Le Mage du Kremlin de Giuliano Da Empoli pouvait se lire comme une mise en garde prolongeant, sous une forme semi-romancée, semi-historique, Les Ingénieurs du chaos du même auteur, un essai sur la manipulation de l’opinion par les partis populistes. Da Empoli imaginait une rencontre avec un certain Vadim Baranov, double fictif de Vladislav Sourkov, le conseiller politique bien réel de Vladimir Poutine. Il donnait la parole à Baranov/Sourkov sans contrepoint, ni recul, si ce n’est celui du lecteur averti et désireux de voir illustrées les thèses de Da Empoli sur la désinformation.
Olivier Assayas et son co-scénariste Emmanuel Carrière adaptent avec trop de fidélité le livre, sans modifier sa structure ni son dispositif narratif : on y retrouve cette idée fort peu cinématographique d’un dialogue entre Baranov reclus dans sa datcha et un journaliste ou chercheur occidental sur lequel on ne sait rien. Davantage un monologue en vérité : l’ancien conseiller de l’ombre égrène avec complaisance ses souvenirs et les différents moments de l’ascension politique de Poutine (son avènement sous Eltsine, la Guerre de Tchétchénie, le drame du sous-marin Koursk, l’invasion de la Crimée, etc.).

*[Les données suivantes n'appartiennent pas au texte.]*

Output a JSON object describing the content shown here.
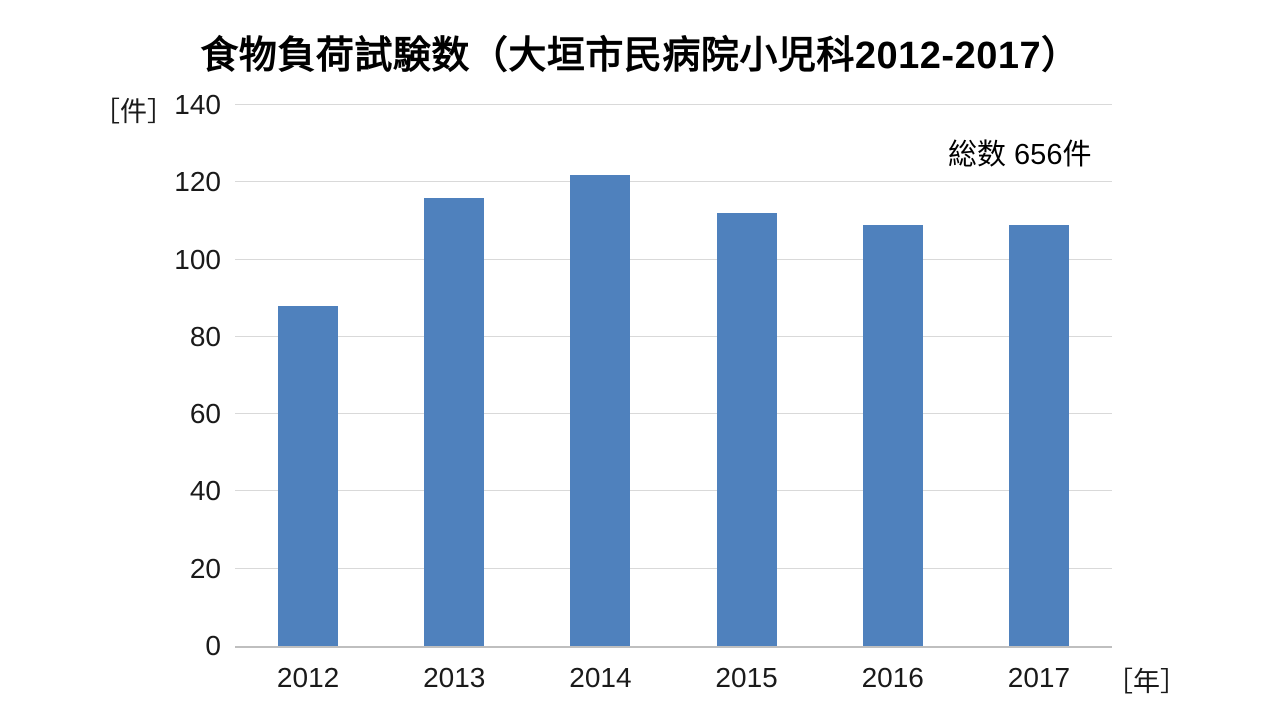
{
  "title": "食物負荷試験数（大垣市民病院小児科2012-2017）",
  "annotation": "総数  656件",
  "y_axis_unit": "［件］",
  "x_axis_unit": "［年］",
  "colors": {
    "bar": "#4f81bd",
    "gridline": "#d9d9d9",
    "axis_line": "#bfbfbf",
    "text": "#1a1a1a",
    "background": "#ffffff"
  },
  "chart_data": {
    "type": "bar",
    "categories": [
      "2012",
      "2013",
      "2014",
      "2015",
      "2016",
      "2017"
    ],
    "values": [
      88,
      116,
      122,
      112,
      109,
      109
    ],
    "title": "食物負荷試験数（大垣市民病院小児科2012-2017）",
    "xlabel": "［年］",
    "ylabel": "［件］",
    "ylim": [
      0,
      140
    ],
    "ytick_step": 20,
    "grid": true,
    "legend": "none",
    "annotation": "総数  656件",
    "total": 656
  }
}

Cette approche soulève plusieurs difficultés. Premièrement, un sentiment de gêne : le film est entièrement dépourvu de contrechamp. Personne ne contredit Baranov (les interventions du chercheur servant surtout à relancer le récit), ni ne propose une autre vision de la politique et de l’histoire que celle donnée par le pouvoir russe, le film observant Poutine avec une certaine fascination, et semblant même lui trouver, par moment, des circonstances atténuantes. Ce qui pouvait fonctionner dans un livre, où le contrechamp est en réalité le lecteur lui-même, fort de ses répliques intérieures et de sa maitrise du temps, ne peut opérer de la même manière au cinéma où le pouvoir de l’image est bien trop grand et où le temps est contrôlé par le metteur en scène. Le dernier plan ne change rien à l’affaire. Deuxièmement, une impression de survol glacé, qui n’est pas étrangère à cette absence de contrechamp : tout va bien trop vite, et la masse narrative est à la fois trop importante et trop condensée, pour que les faits rapportés s’incarnent en une dramaturgie cinématographique propre à susciter l’adhésion (malgré l’histoire d’amour avec Ksénia, trop intermittente). Troisièmement, et en dernier lieu, un sentiment d’ennui : on finit par se désintéresser d’une histoire que l’on connait déjà, qui semble hésiter formellement entre le documentaire et le récit édifiant, et dont nous ne percevons que la surface à peine ébréchée. Enfin, se trouve accentué un défaut du livre, à savoir une certaine difficulté à nous faire comprendre les motivations de Baranov, en raison de l’interprétation tout en retenue et peu crédible de Paul Dano, qui ne permet pas de cerner son personnage. L’interprétation de surface de Jude Law ne permet pas davantage d’en savoir plus sur Poutine.
Je crains que ce qui précède ne donne que peu de raisons de voir le film à ceux qui connaissent déjà le livre. A ceux qui ne connaissent rien du Mage du Kremlin, je conseillerais plutôt de lire le livre.
Strum
Je suis 100% d’accord avec vous. J’enseigne en plus cette période aux élèves en hggsp, je connais la plupart des événements et leurs traces documentaires et j’ai donc eu d’autant plus l’impression d’une énumération sans distanciation, sans réflexion, sans axe clair (pourquoi par exemple reconstituer des archives et pourquoi en avoir montré d’autres telles quelles? Pourquoi prétendre faire un film historique si c’est pour ajouter des éléments fictifs?) A cela j’ajoute que j’aime beaucoup Paul Dano mais j’ai trouvé son personnage inconsistant. Et que le fait de faire jouer des russes par des américains m’a profondément agacé. Personne ne s’est demandé ce que ça aurait fait au public occidental si « The Apprentice » avait été tourné en Lettonie avec Iouri Borissov dans le rôle de Roy Cohn par exemple? Je n’ai pas lu le roman mais peut-être que ça passe mieux en livre. En tout cas j’ai regretté mon choix d’être allé le voir à la place de « Hamnet » que j’ai tellement plus aimé.